Eight Things to Know about Large Language Models

SelfRec, Pipeline RL, TRL, Knowledge Pack, DataHerald

May 03, 2025

Samuel Bowman has a rather interesting paper to talk about some of the properties of LLMs and the future direction on this area. He argues the following 8 things in the paper for LLM to be true:

LLMs predictably get more capable with increasing investment, even without targeted innovation.
Many important LLM behaviors emerge unpredictably as a byproduct of increasing investment.
LLMs often appear to learn and use representations of the outside world.
There are no reliable techniques for steering the behavior of LLMs.
Experts are not yet able to interpret the inner workings of LLMs.
Human performance on a task isn’t an upper bound on LLM performance.
LLMs need not express the values of their creators nor the values encoded in web text.
Brief interactions with LLMs are often misleading

I will try to expand these areas in the following parts:

1. LLMs Predictably Get More Capable With Increasing Investment, Even Without Targeted Innovation

A foundational insight is that the capabilities of LLMs improve predictably as a function of scale-measured in three primary dimensions:

Model size (number of parameters)
Training data volume
Compute used for training (FLOPs)

This relationship is formalized in scaling laws paper, which show that as these dimensions increase, the model’s performance on a broad range of language tasks improves smoothly and predictably, often following power-law trends.
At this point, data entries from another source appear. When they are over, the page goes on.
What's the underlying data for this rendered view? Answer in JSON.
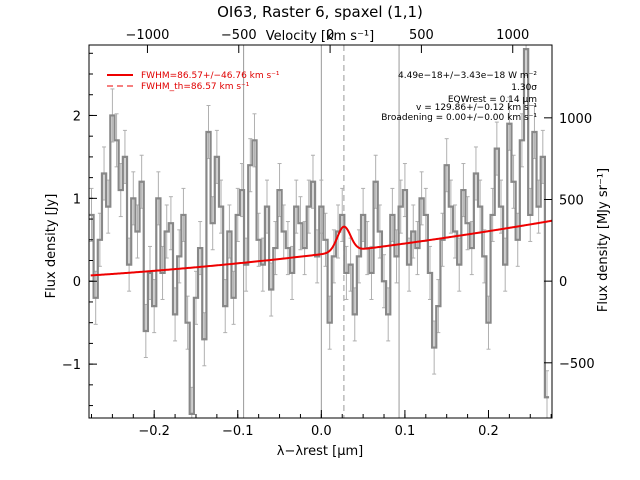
{
  "chart_data": {
    "type": "line",
    "title": "OI63, Raster 6, spaxel (1,1)",
    "xlabel": "λ−λrest [μm]",
    "ylabel": "Flux density [Jy]",
    "ylabel_right": "Flux density [MJy sr⁻¹]",
    "xlabel_top": "Velocity [km s⁻¹]",
    "xlim": [
      -0.278,
      0.276
    ],
    "ylim": [
      -1.65,
      2.85
    ],
    "y2lim": [
      -838,
      1446
    ],
    "top_xlim": [
      -1320,
      1215
    ],
    "x_ticks": [
      "−0.2",
      "−0.1",
      "0.0",
      "0.1",
      "0.2"
    ],
    "x_tick_values": [
      -0.2,
      -0.1,
      0.0,
      0.1,
      0.2
    ],
    "y_ticks": [
      "−1",
      "0",
      "1",
      "2"
    ],
    "y_tick_values": [
      -1,
      0,
      1,
      2
    ],
    "y2_ticks": [
      "−500",
      "0",
      "500",
      "1000"
    ],
    "y2_tick_values": [
      -500,
      0,
      500,
      1000
    ],
    "top_ticks": [
      "−1000",
      "−500",
      "0",
      "500",
      "1000"
    ],
    "top_tick_values": [
      -1000,
      -500,
      0,
      500,
      1000
    ],
    "vlines_solid": [
      -0.093,
      0.0,
      0.093
    ],
    "vline_dashed": 0.027,
    "legend": [
      {
        "label": "FWHM=86.57+/−46.76 km s⁻¹",
        "style": "solid"
      },
      {
        "label": "FWHM_th=86.57 km s⁻¹",
        "style": "dashed"
      }
    ],
    "annotations": [
      "4.49e−18+/−3.43e−18 W m⁻²",
      "1.30σ",
      "EQWrest = 0.14 μm",
      "v = 129.86+/−0.12 km s⁻¹",
      "Broadening = 0.00+/−0.00 km s⁻¹"
    ],
    "series": [
      {
        "style": "step",
        "x": [
          -0.275,
          -0.27,
          -0.265,
          -0.26,
          -0.255,
          -0.25,
          -0.245,
          -0.24,
          -0.235,
          -0.23,
          -0.225,
          -0.22,
          -0.215,
          -0.21,
          -0.205,
          -0.2,
          -0.195,
          -0.19,
          -0.185,
          -0.18,
          -0.175,
          -0.17,
          -0.165,
          -0.16,
          -0.155,
          -0.15,
          -0.145,
          -0.14,
          -0.135,
          -0.13,
          -0.125,
          -0.12,
          -0.115,
          -0.11,
          -0.105,
          -0.1,
          -0.095,
          -0.09,
          -0.085,
          -0.08,
          -0.075,
          -0.07,
          -0.065,
          -0.06,
          -0.055,
          -0.05,
          -0.045,
          -0.04,
          -0.035,
          -0.03,
          -0.025,
          -0.02,
          -0.015,
          -0.01,
          -0.005,
          0.0,
          0.005,
          0.01,
          0.015,
          0.02,
          0.025,
          0.03,
          0.035,
          0.04,
          0.045,
          0.05,
          0.055,
          0.06,
          0.065,
          0.07,
          0.075,
          0.08,
          0.085,
          0.09,
          0.095,
          0.1,
          0.105,
          0.11,
          0.115,
          0.12,
          0.125,
          0.13,
          0.135,
          0.14,
          0.145,
          0.15,
          0.155,
          0.16,
          0.165,
          0.17,
          0.175,
          0.18,
          0.185,
          0.19,
          0.195,
          0.2,
          0.205,
          0.21,
          0.215,
          0.22,
          0.225,
          0.23,
          0.235,
          0.24,
          0.245,
          0.25,
          0.255,
          0.26,
          0.265,
          0.27
        ],
        "y": [
          0.8,
          -0.2,
          0.5,
          1.3,
          0.9,
          2.0,
          1.7,
          1.1,
          1.5,
          0.2,
          1.0,
          0.6,
          1.2,
          -0.6,
          0.1,
          -0.3,
          1.0,
          0.1,
          0.6,
          0.7,
          -0.4,
          0.3,
          0.8,
          -0.5,
          -1.6,
          -0.2,
          0.4,
          -0.7,
          1.8,
          0.7,
          1.5,
          0.9,
          -0.3,
          0.6,
          -0.2,
          0.8,
          1.1,
          0.2,
          1.4,
          1.7,
          0.5,
          0.2,
          0.9,
          -0.1,
          0.4,
          1.1,
          0.6,
          0.4,
          0.1,
          0.9,
          0.7,
          0.4,
          0.9,
          1.2,
          0.3,
          0.9,
          0.5,
          -0.5,
          0.3,
          0.6,
          0.8,
          0.1,
          0.2,
          -0.4,
          0.3,
          0.8,
          0.4,
          0.1,
          1.2,
          0.6,
          0.0,
          -0.4,
          0.8,
          0.3,
          0.9,
          1.1,
          0.2,
          0.6,
          0.4,
          1.0,
          0.8,
          0.1,
          -0.8,
          -0.3,
          0.5,
          1.4,
          0.9,
          0.6,
          0.2,
          1.1,
          0.7,
          0.4,
          1.3,
          0.9,
          0.3,
          -0.5,
          0.8,
          1.6,
          0.9,
          0.2,
          1.9,
          1.2,
          0.5,
          1.7,
          2.8,
          0.8,
          1.8,
          0.9,
          1.5,
          -1.4
        ],
        "error": 0.32
      },
      {
        "style": "line",
        "name": "FWHM=86.57+/−46.76 km s⁻¹",
        "continuum": {
          "x": [
            -0.276,
            0.276
          ],
          "y": [
            0.07,
            0.73
          ]
        },
        "gaussian": {
          "center": 0.027,
          "amplitude": 0.3,
          "fwhm": 0.0185
        }
      }
    ],
    "colors": {
      "data": "#888888",
      "errorbars": "#b0b0b0",
      "fit": "#ee0000",
      "vlines": "#999999"
    }
  }
}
For example, the progression from GPT to GPT-2 to GPT-3 involved relatively minor architectural changes but massive increases in training compute (up to 20,000× more for GPT-3) and data, resulting in qualitative leaps in capability. GPT-4 continued this trend, outperforming humans on many professional exams.

This enables LLMs to demonstrate the following properties when it comes to scaling:

Predictability: Scaling laws allow researchers to estimate performance improvements before training expensive models, reducing trial-and-error.
Economic justification: The ability to forecast returns on investment has driven multi-billion-dollar funding rounds.
Limited innovation needed: Most gains come from investing more compute/data rather than fundamentally new architectures or training algorithms.
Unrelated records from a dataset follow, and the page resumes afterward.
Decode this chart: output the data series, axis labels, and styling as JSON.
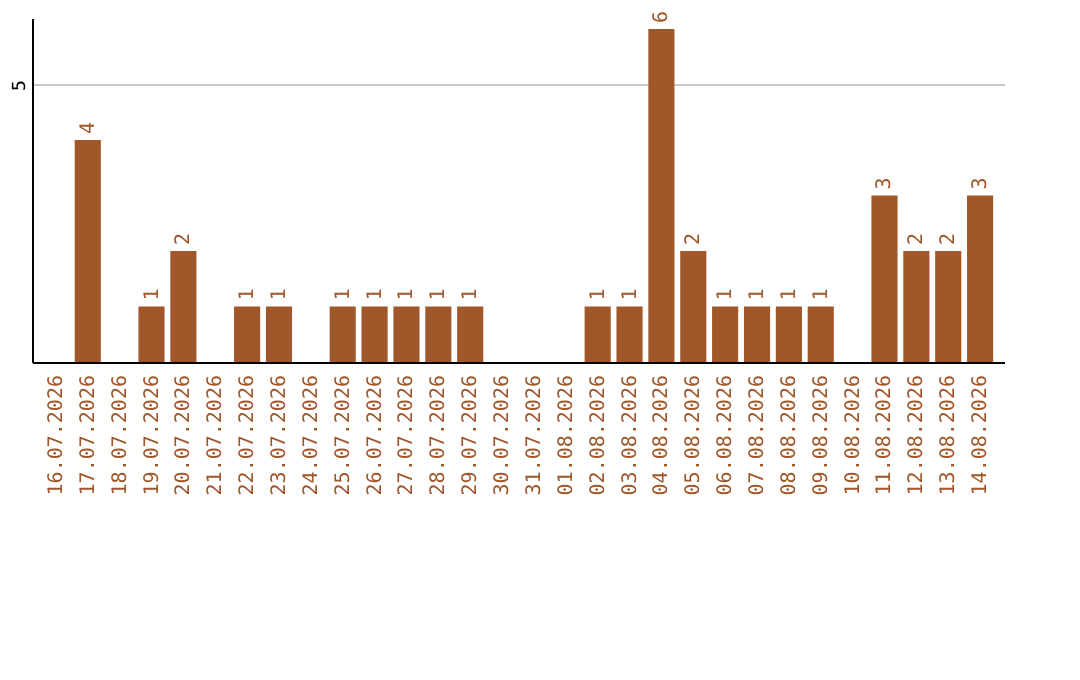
{
  "chart_data": {
    "type": "bar",
    "categories": [
      "16.07.2026",
      "17.07.2026",
      "18.07.2026",
      "19.07.2026",
      "20.07.2026",
      "21.07.2026",
      "22.07.2026",
      "23.07.2026",
      "24.07.2026",
      "25.07.2026",
      "26.07.2026",
      "27.07.2026",
      "28.07.2026",
      "29.07.2026",
      "30.07.2026",
      "31.07.2026",
      "01.08.2026",
      "02.08.2026",
      "03.08.2026",
      "04.08.2026",
      "05.08.2026",
      "06.08.2026",
      "07.08.2026",
      "08.08.2026",
      "09.08.2026",
      "10.08.2026",
      "11.08.2026",
      "12.08.2026",
      "13.08.2026",
      "14.08.2026"
    ],
    "values": [
      0,
      4,
      0,
      1,
      2,
      0,
      1,
      1,
      0,
      1,
      1,
      1,
      1,
      1,
      0,
      0,
      0,
      1,
      1,
      6,
      2,
      1,
      1,
      1,
      1,
      0,
      3,
      2,
      2,
      3
    ],
    "value_labels": [
      null,
      "4",
      null,
      "1",
      "2",
      null,
      "1",
      "1",
      null,
      "1",
      "1",
      "1",
      "1",
      "1",
      null,
      null,
      null,
      "1",
      "1",
      "6",
      "2",
      "1",
      "1",
      "1",
      "1",
      null,
      "3",
      "2",
      "2",
      "3"
    ],
    "color": "#a0572a",
    "ylim": [
      0,
      6.2
    ],
    "yticks": [
      5
    ],
    "grid": "y"
  }
}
2. Many Important LLM Behaviors Emerge Unpredictably as a Byproduct of Increasing Investment

While overall performance improves predictably, specific capabilities often emerge abruptly and unpredictably once the model crosses certain scale thresholds. This phenomenon is called emergent abilities. Some of these emergent abilities demonstrated in LLMs are:

Few-shot learning: The ability to perform new tasks from just a few examples in the prompt, which was not present in smaller models.
Chain-of-thought reasoning: The capacity to generate step-by-step reasoning improving performance on complex tasks.

These enable the following properties for LLMs:

Uncertainty: Developers know that larger models will be better overall but cannot reliably predict which new skills will appear or when.
“Mystery box” effect: Investing in larger models is akin to buying a black box with unknown but potentially valuable new capabilities.
Planning challenges: Responsible deployment and preparation for novel capabilities require flexibility and ongoing monitoring.

3. LLMs Often Appear to Learn and Use Representations of the Outside World

Despite being trained solely on text prediction through training datasets compiled through various resources, LLMs develop internal representations that correspond to real-world concepts and abstractions:

Semantic representations: Models encode color concepts in ways that align with human perception.
Theory of mind: LLMs can infer what an author knows or believes and use this to predict text continuation.
Spatial and object representations: Models track properties and locations of objects in stories, sometimes representing spatial layouts.
Visual reasoning: Even without direct visual training, models like GPT-4 can generate instructions in graphics languages to draw objects.
Game state tracking: Models trained on textual game move descriptions learn internal representations of board states.
Common sense and fact-checking: LLMs can distinguish misconceptions from facts and estimate claim plausibility.
Passing reasoning tests: LLMs perform well on benchmarks like the Winograd Schema Challenge, which require commonsense reasoning beyond surface text cues.

These capabilities enables the following properties for LLMs to demonstrate:

Beyond next-word prediction: While technically LLMs predict text, their learned representations enable abstract reasoning and world modeling.
Weak but growing: These abilities are currently imperfect and sporadic but improve with scale and training innovations.
Augmentation: Integration with vision models and external tools further enhances world understanding.

4. There Are No Reliable Techniques for Steering the Behavior of LLMs

LLMs are pretrained to predict text continuations, but practical applications require them to follow instructions or behave in desired ways. Steering model behavior is challenging:

Fine-tuning and instruction tuning: Adjusting model weights on specialized datasets can improve alignment but is costly and imperfect.
Prompt engineering: Carefully crafting input prompts can guide outputs but is brittle and often unreliable.
Reinforcement learning from human feedback (RLHF): Human preferences guide model outputs but cannot guarantee consistent behavior.
Lack of interpretability: Without understanding internal mechanisms, it is hard to predict or guarantee model responses.